Le souffle écourté par la rapidité de leur marche, Bodichiev ne posa pas de questions durant le trajet, quoiqu’il brûlât d’en savoir plus. Qu’avait encore inventé son diable de demi-frère, exactement ?

Les deux hommes arrivèrent bientôt en vue du double bâtiment de l’hôtel de ville et de la banque centrale. Si la plus grande partie d’Amsterdam figurait une belle archive de pierre, une dentelle d’histoire, on avait en revanche décidé ici de trancher dans le vif : le quai s’ouvrait soudain sur un espace vide, auquel l’architecture médiocre des nouveaux bâtiments ne parvenait pas tout à fait à donner un sens.
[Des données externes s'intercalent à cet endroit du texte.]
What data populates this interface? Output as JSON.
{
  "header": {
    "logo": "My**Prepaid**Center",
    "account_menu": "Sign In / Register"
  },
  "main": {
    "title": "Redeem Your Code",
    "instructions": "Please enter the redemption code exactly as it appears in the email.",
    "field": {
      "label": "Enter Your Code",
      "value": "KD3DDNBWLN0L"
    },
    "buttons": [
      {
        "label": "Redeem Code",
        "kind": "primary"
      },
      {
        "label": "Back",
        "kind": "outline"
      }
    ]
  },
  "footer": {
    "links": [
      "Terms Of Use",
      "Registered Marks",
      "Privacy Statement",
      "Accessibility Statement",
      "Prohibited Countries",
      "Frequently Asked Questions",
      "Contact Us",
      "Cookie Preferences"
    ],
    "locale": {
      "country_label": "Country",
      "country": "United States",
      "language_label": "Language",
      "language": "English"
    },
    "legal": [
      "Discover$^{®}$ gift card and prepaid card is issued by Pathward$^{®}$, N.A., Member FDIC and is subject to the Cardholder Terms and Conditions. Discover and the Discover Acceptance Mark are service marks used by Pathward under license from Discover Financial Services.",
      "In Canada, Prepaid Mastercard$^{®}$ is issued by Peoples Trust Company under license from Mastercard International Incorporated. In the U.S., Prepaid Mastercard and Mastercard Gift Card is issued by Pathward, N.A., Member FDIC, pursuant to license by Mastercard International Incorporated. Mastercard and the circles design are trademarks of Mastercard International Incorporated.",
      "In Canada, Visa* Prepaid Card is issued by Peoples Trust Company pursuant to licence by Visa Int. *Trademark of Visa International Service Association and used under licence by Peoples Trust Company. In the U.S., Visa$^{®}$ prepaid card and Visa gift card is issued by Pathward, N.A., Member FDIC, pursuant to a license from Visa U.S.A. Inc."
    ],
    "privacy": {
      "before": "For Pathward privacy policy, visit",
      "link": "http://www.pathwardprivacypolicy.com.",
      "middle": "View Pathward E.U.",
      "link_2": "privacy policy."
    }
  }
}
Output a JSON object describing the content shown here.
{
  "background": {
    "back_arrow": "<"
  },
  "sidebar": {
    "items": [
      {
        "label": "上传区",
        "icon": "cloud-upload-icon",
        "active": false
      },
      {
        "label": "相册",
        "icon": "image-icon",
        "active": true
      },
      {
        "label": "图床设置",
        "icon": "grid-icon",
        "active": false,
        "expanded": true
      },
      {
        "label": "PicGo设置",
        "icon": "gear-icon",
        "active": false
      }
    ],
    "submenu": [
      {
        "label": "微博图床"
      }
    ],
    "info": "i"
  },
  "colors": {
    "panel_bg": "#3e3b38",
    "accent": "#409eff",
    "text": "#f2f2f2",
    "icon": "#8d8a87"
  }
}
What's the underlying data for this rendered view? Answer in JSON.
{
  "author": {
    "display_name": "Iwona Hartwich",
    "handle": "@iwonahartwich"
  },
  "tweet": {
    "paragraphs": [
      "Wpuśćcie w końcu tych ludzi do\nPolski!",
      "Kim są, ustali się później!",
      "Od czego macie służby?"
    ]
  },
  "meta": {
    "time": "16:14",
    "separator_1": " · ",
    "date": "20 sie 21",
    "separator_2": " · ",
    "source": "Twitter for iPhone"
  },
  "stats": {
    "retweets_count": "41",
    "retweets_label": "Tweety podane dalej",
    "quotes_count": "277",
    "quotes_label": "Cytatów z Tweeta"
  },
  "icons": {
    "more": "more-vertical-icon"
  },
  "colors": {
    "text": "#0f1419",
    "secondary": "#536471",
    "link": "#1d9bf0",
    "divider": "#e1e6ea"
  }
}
La banque n’était qu’une barre de briques toutes neuves, tandis qu’à son pied l’hôtel de ville n’offrait qu’une sorte de petite serre, juchée sur des murs bas construits avec cette même brique trop propre, trop rose, trop visiblement récente pour imposer une quelconque autorité. Bodichiev s’était déjà fait cette réflexion lors de ses promenades dans la ville : en matière d’architecture contemporaine, Amsterdam semblait avoir une vingtaine d’années de retard. Encore ce provincialisme sur lequel Samson s’était montré amer ? Les réalisations modernes, relativement rares d’ailleurs, accusaient une mesquinerie, une fausse modestie un peu maladroite, qui trahissait la nature finalement isolée des Pays-Bas, riche, mais minuscule parcelle indépendante au sein des puissances européennes. Enfin, riche – du moins jusqu’à l’intervention de Félix ! Un esprit moins ouvert que Bodichiev se serait peut-être même permis de voir dans ce manque d’envergure de leur architecture récente, une expression de la proverbiale radinerie des Néerlandais.

À la simple vue du commissaris, se rompit un instant le rang policier qui formait cordon autour du bâtiment, et les deux hommes pénétrèrent dans l’atrium de l’hôtel de ville – à moins qu’il ne se fût agi d’un aquarium, tant la lumière filtrant sous cette verrière paraissait liquide. Sans un mot, Samson désigna à Bodichiev un pilier de verre. Jaillissant avec théâtralité des entrailles de la ville, au sein de quelques pistons et conduites complaisamment dévoilés par une ouverture dans le sol, une sorte de pipette géante servait de jauge. L’eau qui la remplissait atteignait un niveau situé à peu près au-dessus des genoux de Bodichiev.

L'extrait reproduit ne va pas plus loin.